The peaks don’t shift with the baseline direct data because clients must always route to Google’s global address, which should always take about the same amount of time.

Apigee Hybrid does shift with the baseline direct data, though the peaks converge as the baseline shifts right indicating that Hybrid is adding a consistent few hundredths of a second to the overall round trip time.

For the low traffic volume in this test the peaks are shaped very similar to the baseline direct data.

Discussion

While six sections of the data are presented, they can be simplified into two categories: those for consumers on your internal network (top four graphs), and those coming from outside your organisation (bottom two graphs).

When the consumer is outside the network, it has to reach the API gateway first, which can be slow for consumers with network congestion or poor reception.

Where your API gateway is hosted doesn’t make much of a difference to this first hop compared to all of the other variables involved.

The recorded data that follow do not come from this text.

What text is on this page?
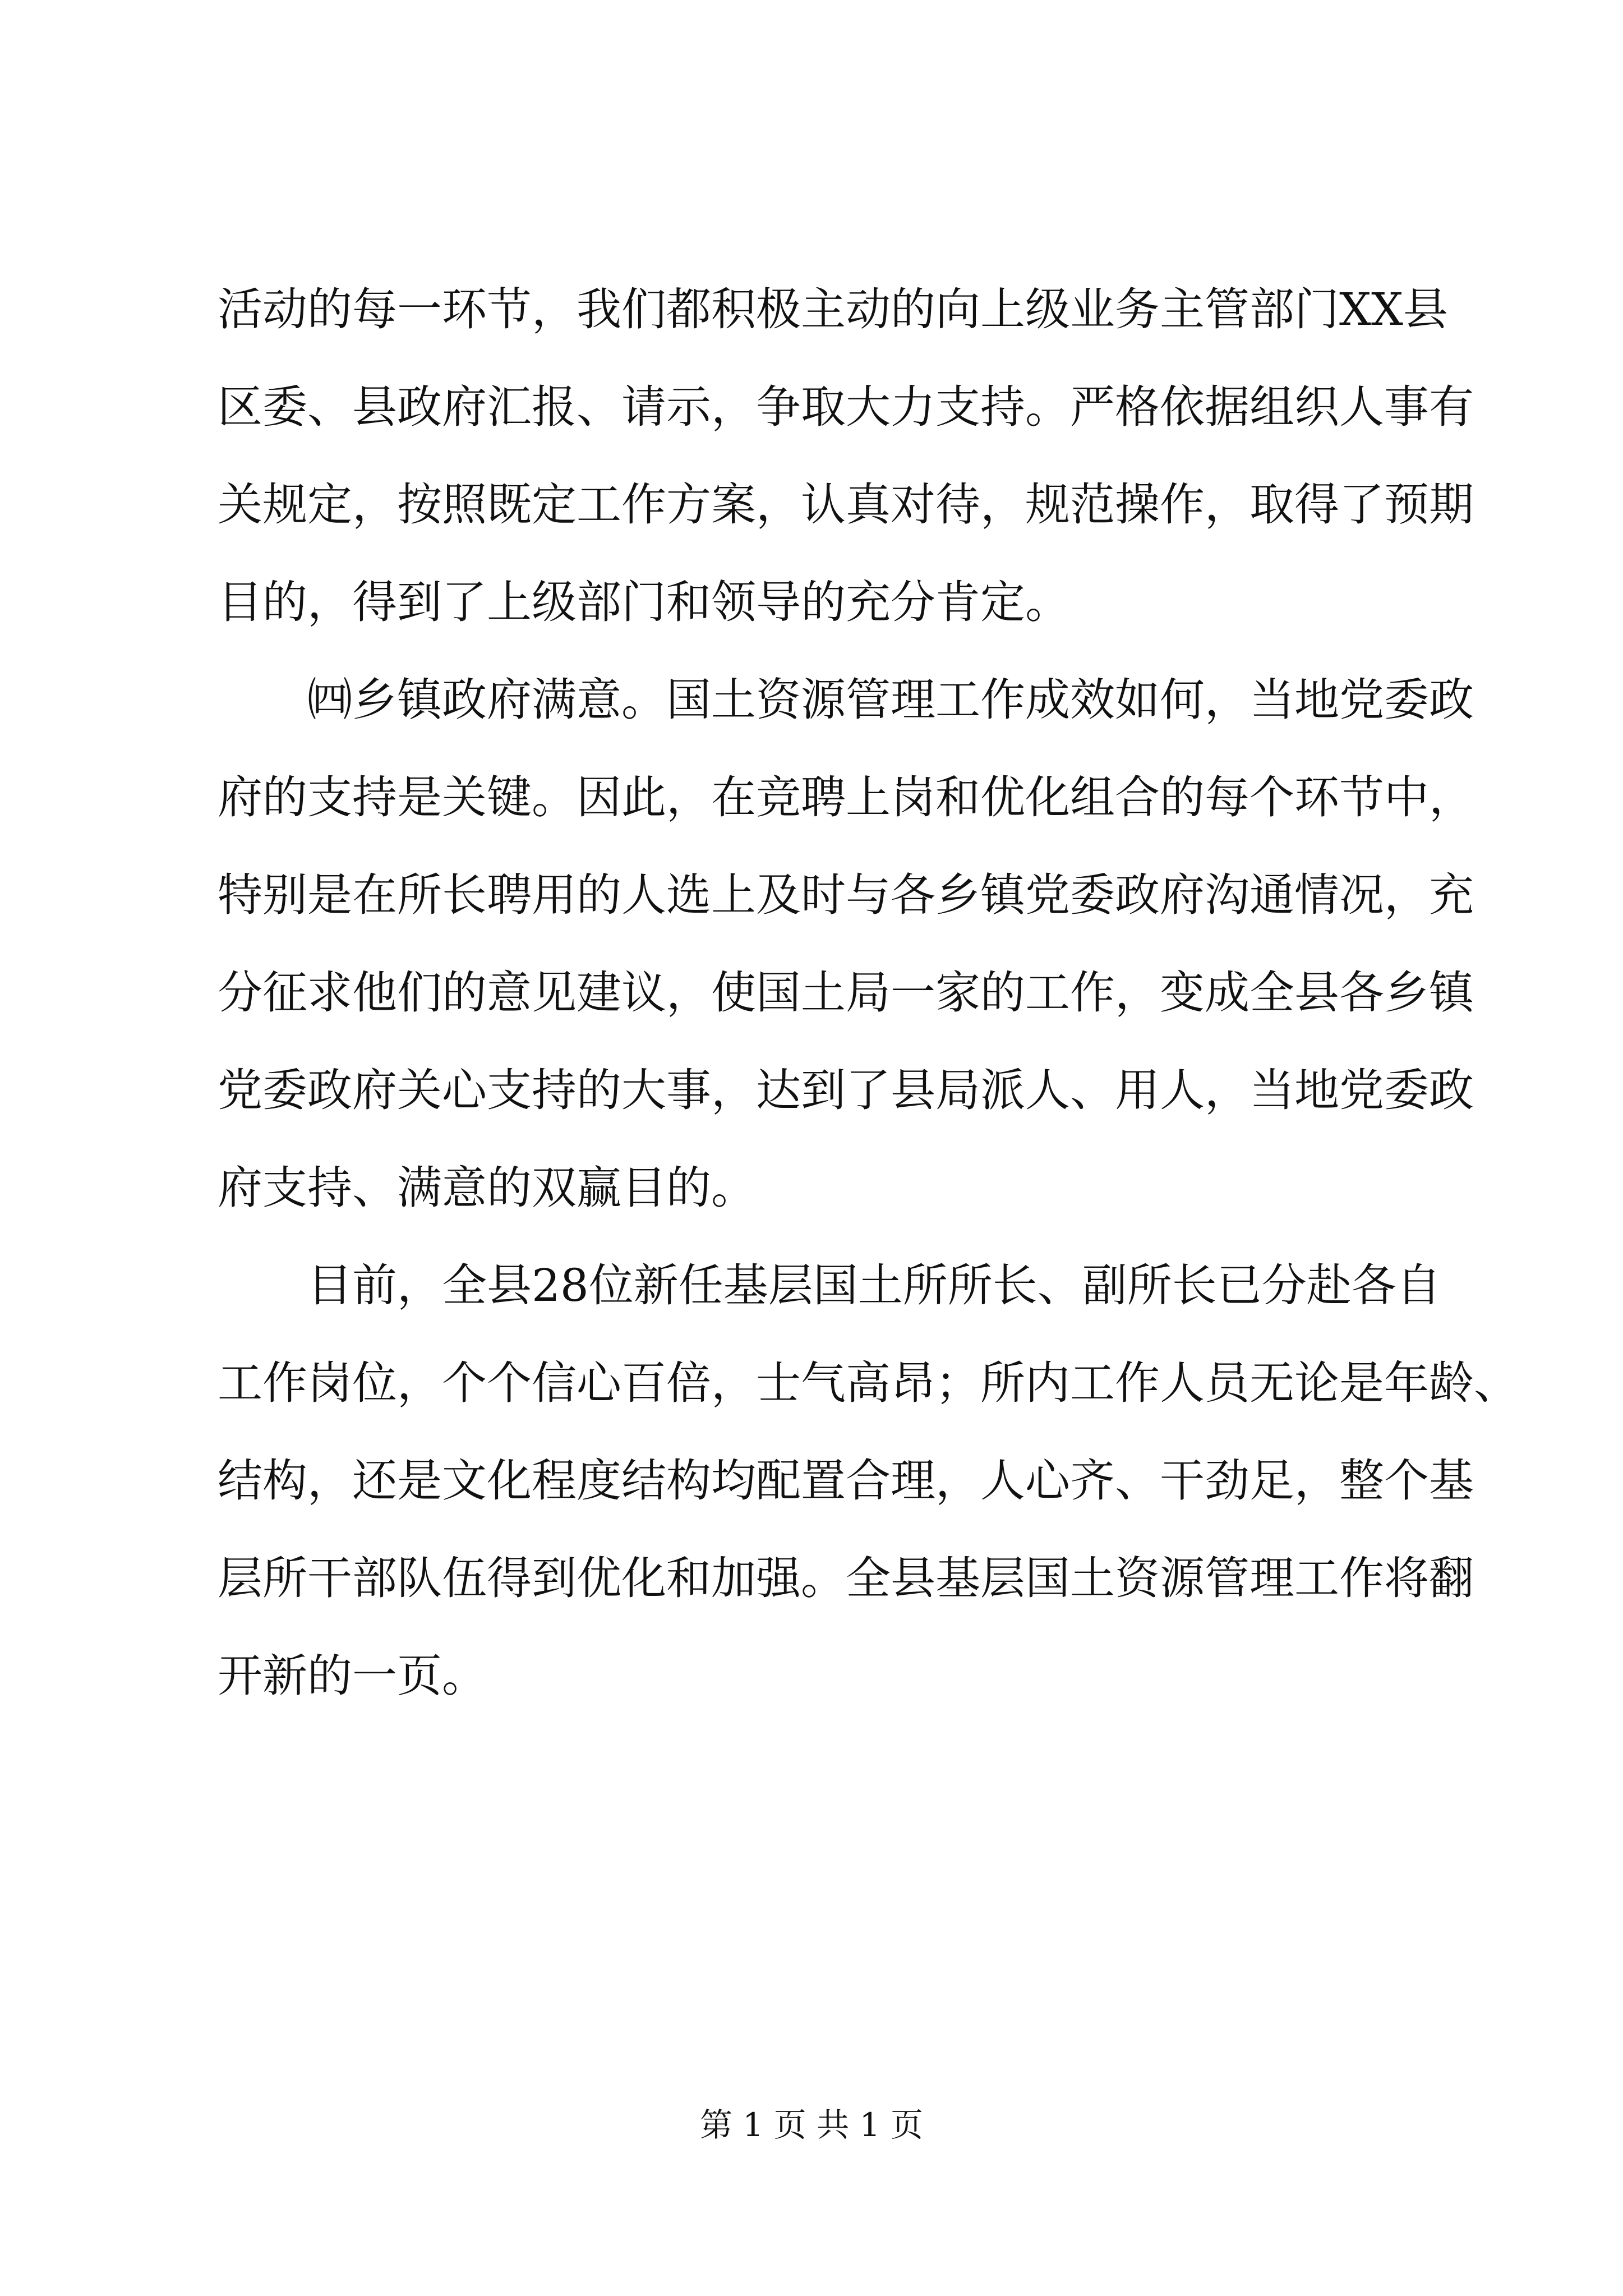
活动的每一环节，我们都积极主动的向上级业务主管部门XX县
区委、县政府汇报、请示，争取大力支持。严格依据组织人事有
关规定，按照既定工作方案，认真对待，规范操作，取得了预期
目的，得到了上级部门和领导的充分肯定。
㈣乡镇政府满意。国土资源管理工作成效如何，当地党委政
府的支持是关键。因此，在竞聘上岗和优化组合的每个环节中，
特别是在所长聘用的人选上及时与各乡镇党委政府沟通情况，充
分征求他们的意见建议，使国土局一家的工作，变成全县各乡镇
党委政府关心支持的大事，达到了县局派人、用人，当地党委政
府支持、满意的双赢目的。
目前，全县28位新任基层国土所所长、副所长已分赴各自
工作岗位，个个信心百倍，士气高昂；所内工作人员无论是年龄、
结构，还是文化程度结构均配置合理，人心齐、干劲足，整个基
层所干部队伍得到优化和加强。全县基层国土资源管理工作将翻
开新的一页。
第 1 页 共 1 页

In practice, the outcome is that Apigee Hybrid and Apigee X latencies start to converge, though Hybrid is still significantly faster for the reliable external client used in this experiment.

Why are we categorising cross-service requests for AWS and GCP as “internal”?

The unexpected exception to the “external” behaviour described above when bridging between AWS and GCP (blue bars in top left, red bars in middle right). Mixing AWS and GCP as client, gateway and/or backend doesn’t make a significant difference to the latency.

It appears that the peering between AWS and GCP within equivalent regions provides latencies similar to if they were entirely contained within one or the other’s network.

This is a good result if you are a multi-cloud organisation, or your consumers are other services hosted by the major providers. These results likely vary between regions and between other service providers.

The most notable results are for the internal consumers where Hybrid provides a 10x improvement to latency.

While we are talking about hundredths of a second versus tenths of a second, as mentioned earlier there may be multiple callouts to backend APIs for each request received, so those fractions do add up.

In practice the distinction isn’t binary, though. Your consumers likely need to authenticate with your Identity Provider (IdP).

Your IdP may be self-hosted on your internal network and provide authentication for external consumers, or you may have a third party IdP in another region authenticating your internal consumers.

A solid understanding of your API pipeline is required to realise the full expected performance gains demonstrated here.

Key Findings

The key findings are summarised as:

For internal APIs, that is when the consumer and backend are on the same network, Apigee Hybrid provides a 10x improvement to latency compared to Apigee X.
Clients and backends that are hosted across well connected cloud providers in equivalent regions may see this 10x improvement as well.
Apigee Hybrid is faster than Apigee X for external consumers, but the improvement is less significant due to the additional network hops required to reach the gateway.